Just as the FA moved England’s football games around the country whilst Wembley was rebuilt (the game against Mexico at Pride Park Stadium still holds the attendance record) so could both Houses sit, for periods of six months at a time, in buildings located across the country.
A competition could be held to identify the 40 locations required and, of course, in Derby we could easily offer the Roundhouse or the Derby Arena – both perfect for parliamentary sessions in the round (a structure found in all democracies except our antiquated adversarial face-to- face Chamber as it happens).
I know there are logistical issues; safety, security, capacity etc etc but I simply don’t buy easy SW1 bleating.

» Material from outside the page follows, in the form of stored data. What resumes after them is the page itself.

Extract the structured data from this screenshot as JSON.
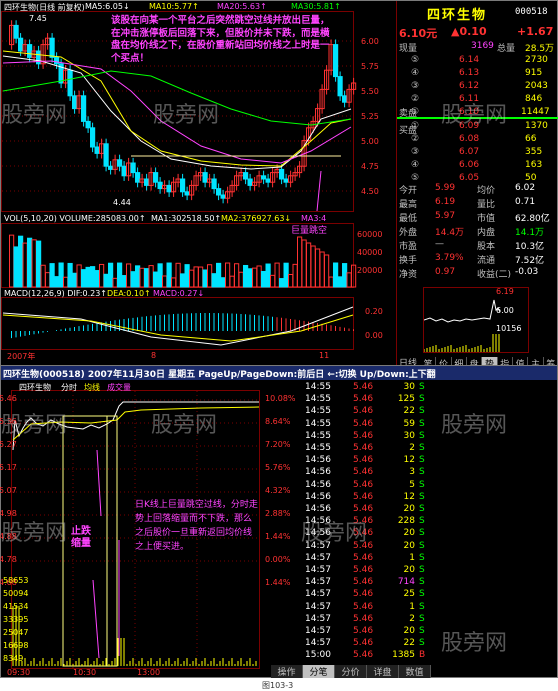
{
  "upper": {
    "title": "四环生物(日线 前复权)",
    "ma5": "MA5:6.05↓",
    "ma10": "MA10:5.77↑",
    "ma20": "MA20:5.63↑",
    "ma30": "MA30:5.81↑",
    "high_label": "7.45",
    "low_label": "4.44",
    "price_ticks": [
      "6.00",
      "5.75",
      "5.50",
      "5.25",
      "5.00",
      "4.75",
      "4.50"
    ],
    "vol_title": "VOL(5,10,20)  VOLUME:285083.00↑",
    "vol_ma1": "MA1:302518.50↑",
    "vol_ma2": "MA2:376927.63↓",
    "vol_ma3": "MA3:4",
    "vol_ticks": [
      "60000",
      "40000",
      "20000"
    ],
    "macd_title": "MACD(12,26,9)  DIF:0.23↑",
    "dea": "DEA:0.10↑",
    "macd": "MACD:0.27↓",
    "macd_ticks": [
      "0.20",
      "0.00"
    ],
    "dates": [
      "2007年",
      "8",
      "11"
    ],
    "annotation_top": "该股在向某一个平台之后突然跳空过线并放出巨量，在冲击涨停板后回落下来，但股价并未下跌，而是横盘在均价线之下，在股价重新站回均价线之上时是一个买点！",
    "annotation_gap": "巨量跳空"
  },
  "quote": {
    "name": "四环生物",
    "code": "000518",
    "price": "6.10元",
    "change": "▲0.10",
    "change_pct": "+1.67",
    "current_hand_label": "现量",
    "current_hand": "3169",
    "total_label": "总量",
    "total": "28.5万",
    "sell_label": "卖盘",
    "buy_label": "买盘",
    "asks": [
      {
        "n": "⑤",
        "p": "6.14",
        "v": "2730"
      },
      {
        "n": "④",
        "p": "6.13",
        "v": "915"
      },
      {
        "n": "③",
        "p": "6.12",
        "v": "2043"
      },
      {
        "n": "②",
        "p": "6.11",
        "v": "846"
      },
      {
        "n": "①",
        "p": "6.10",
        "v": "11447"
      }
    ],
    "bids": [
      {
        "n": "①",
        "p": "6.09",
        "v": "1370"
      },
      {
        "n": "②",
        "p": "6.08",
        "v": "66"
      },
      {
        "n": "③",
        "p": "6.07",
        "v": "355"
      },
      {
        "n": "④",
        "p": "6.06",
        "v": "163"
      },
      {
        "n": "⑤",
        "p": "6.05",
        "v": "50"
      }
    ],
    "stats": [
      {
        "l1": "今开",
        "v1": "5.99",
        "l2": "均价",
        "v2": "6.02"
      },
      {
        "l1": "最高",
        "v1": "6.19",
        "l2": "量比",
        "v2": "0.71"
      },
      {
        "l1": "最低",
        "v1": "5.97",
        "l2": "市值",
        "v2": "62.80亿"
      },
      {
        "l1": "外盘",
        "v1": "14.4万",
        "l2": "内盘",
        "v2": "14.1万"
      },
      {
        "l1": "市盈",
        "v1": "—",
        "l2": "股本",
        "v2": "10.3亿"
      },
      {
        "l1": "换手",
        "v1": "3.79%",
        "l2": "流通",
        "v2": "7.52亿"
      },
      {
        "l1": "净资",
        "v1": "0.97",
        "l2": "收益(二)",
        "v2": "-0.03"
      }
    ],
    "mini_high": "6.19",
    "mini_mid": "6.00",
    "mini_vol": "10156",
    "tabs": [
      "笔",
      "价",
      "细",
      "盘",
      "势",
      "指",
      "值",
      "主",
      "筹"
    ]
  },
  "lower": {
    "window_title": "四环生物(000518) 2007年11月30日 星期五 PageUp/PageDown:前后日 ←:切换 Up/Down:上下翻",
    "legend_name": "四环生物",
    "legend_fs": "分时",
    "legend_avg": "均线",
    "legend_vol": "成交量",
    "price_ticks": [
      "5.46",
      "5.36",
      "5.27",
      "5.17",
      "5.07",
      "4.98",
      "4.88",
      "4.78",
      "4.68"
    ],
    "pct_ticks": [
      "10.08%",
      "8.64%",
      "7.20%",
      "5.76%",
      "4.32%",
      "2.88%",
      "1.44%",
      "0.00%",
      "1.44%"
    ],
    "vol_ticks": [
      "58653",
      "50094",
      "41534",
      "33395",
      "25047",
      "16698",
      "8349"
    ],
    "time_ticks": [
      "09:30",
      "10:30",
      "13:00"
    ],
    "annotation_stop": "止跌缩量",
    "annotation_main": "日K线上巨量跳空过线，分时走势上回落缩量而不下跌，那么之后股价一旦重新返回均价线之上便买进。",
    "ticks": [
      {
        "t": "14:55",
        "p": "5.46",
        "v": "30",
        "s": "S"
      },
      {
        "t": "14:55",
        "p": "5.46",
        "v": "125",
        "s": "S"
      },
      {
        "t": "14:55",
        "p": "5.46",
        "v": "22",
        "s": "S"
      },
      {
        "t": "14:55",
        "p": "5.46",
        "v": "59",
        "s": "S"
      },
      {
        "t": "14:55",
        "p": "5.46",
        "v": "30",
        "s": "S"
      },
      {
        "t": "14:55",
        "p": "5.46",
        "v": "2",
        "s": "S"
      },
      {
        "t": "14:56",
        "p": "5.46",
        "v": "12",
        "s": "S"
      },
      {
        "t": "14:56",
        "p": "5.46",
        "v": "3",
        "s": "S"
      },
      {
        "t": "14:56",
        "p": "5.46",
        "v": "5",
        "s": "S"
      },
      {
        "t": "14:56",
        "p": "5.46",
        "v": "12",
        "s": "S"
      },
      {
        "t": "14:56",
        "p": "5.46",
        "v": "20",
        "s": "S"
      },
      {
        "t": "14:56",
        "p": "5.46",
        "v": "228",
        "s": "S"
      },
      {
        "t": "14:56",
        "p": "5.46",
        "v": "20",
        "s": "S"
      },
      {
        "t": "14:57",
        "p": "5.46",
        "v": "20",
        "s": "S"
      },
      {
        "t": "14:57",
        "p": "5.46",
        "v": "1",
        "s": "S"
      },
      {
        "t": "14:57",
        "p": "5.46",
        "v": "20",
        "s": "S"
      },
      {
        "t": "14:57",
        "p": "5.46",
        "v": "714",
        "s": "S"
      },
      {
        "t": "14:57",
        "p": "5.46",
        "v": "25",
        "s": "S"
      },
      {
        "t": "14:57",
        "p": "5.46",
        "v": "1",
        "s": "S"
      },
      {
        "t": "14:57",
        "p": "5.46",
        "v": "2",
        "s": "S"
      },
      {
        "t": "14:57",
        "p": "5.46",
        "v": "20",
        "s": "S"
      },
      {
        "t": "14:57",
        "p": "5.46",
        "v": "22",
        "s": "S"
      },
      {
        "t": "15:00",
        "p": "5.46",
        "v": "1385",
        "s": "B"
      }
    ],
    "bottom_tabs": [
      "操作",
      "分笔",
      "分价",
      "详盘",
      "数值"
    ]
  },
  "side_label": "日线",
  "watermark": "股旁网",
  "caption": "图103-3",
  "colors": {
    "up": "#ff3232",
    "down": "#00e4ff",
    "yellow": "#ffff00",
    "gold": "#ffcc00",
    "magenta": "#ff44ff",
    "green": "#00ff00",
    "white": "#ffffff",
    "grid": "#7a0000"
  }
}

Many countries base their political capital away from their biggest cities (Australia, Brazil, Canada and the United States for example) and I see nothing but positive reasons as why the UK should at least flirt with the idea. Is it really such an outrageous thought that we should not even consider it?
If successful, the Upper House could remain on permanent tour with the current location of the House of Lords becoming an income generating tourism attraction.
Yes, the economic benefit of such a move for the regions would be great and in many respects rebalancing the economy should be argument enough.
However, I feel the real benefit of Parliament on Tour may not be best measured in GDP and GVA but rather in a reimagining of politics, with a re-engagement between Parliament and the taxpaying communities, a midwifing if you like of our political system into the 21 st century.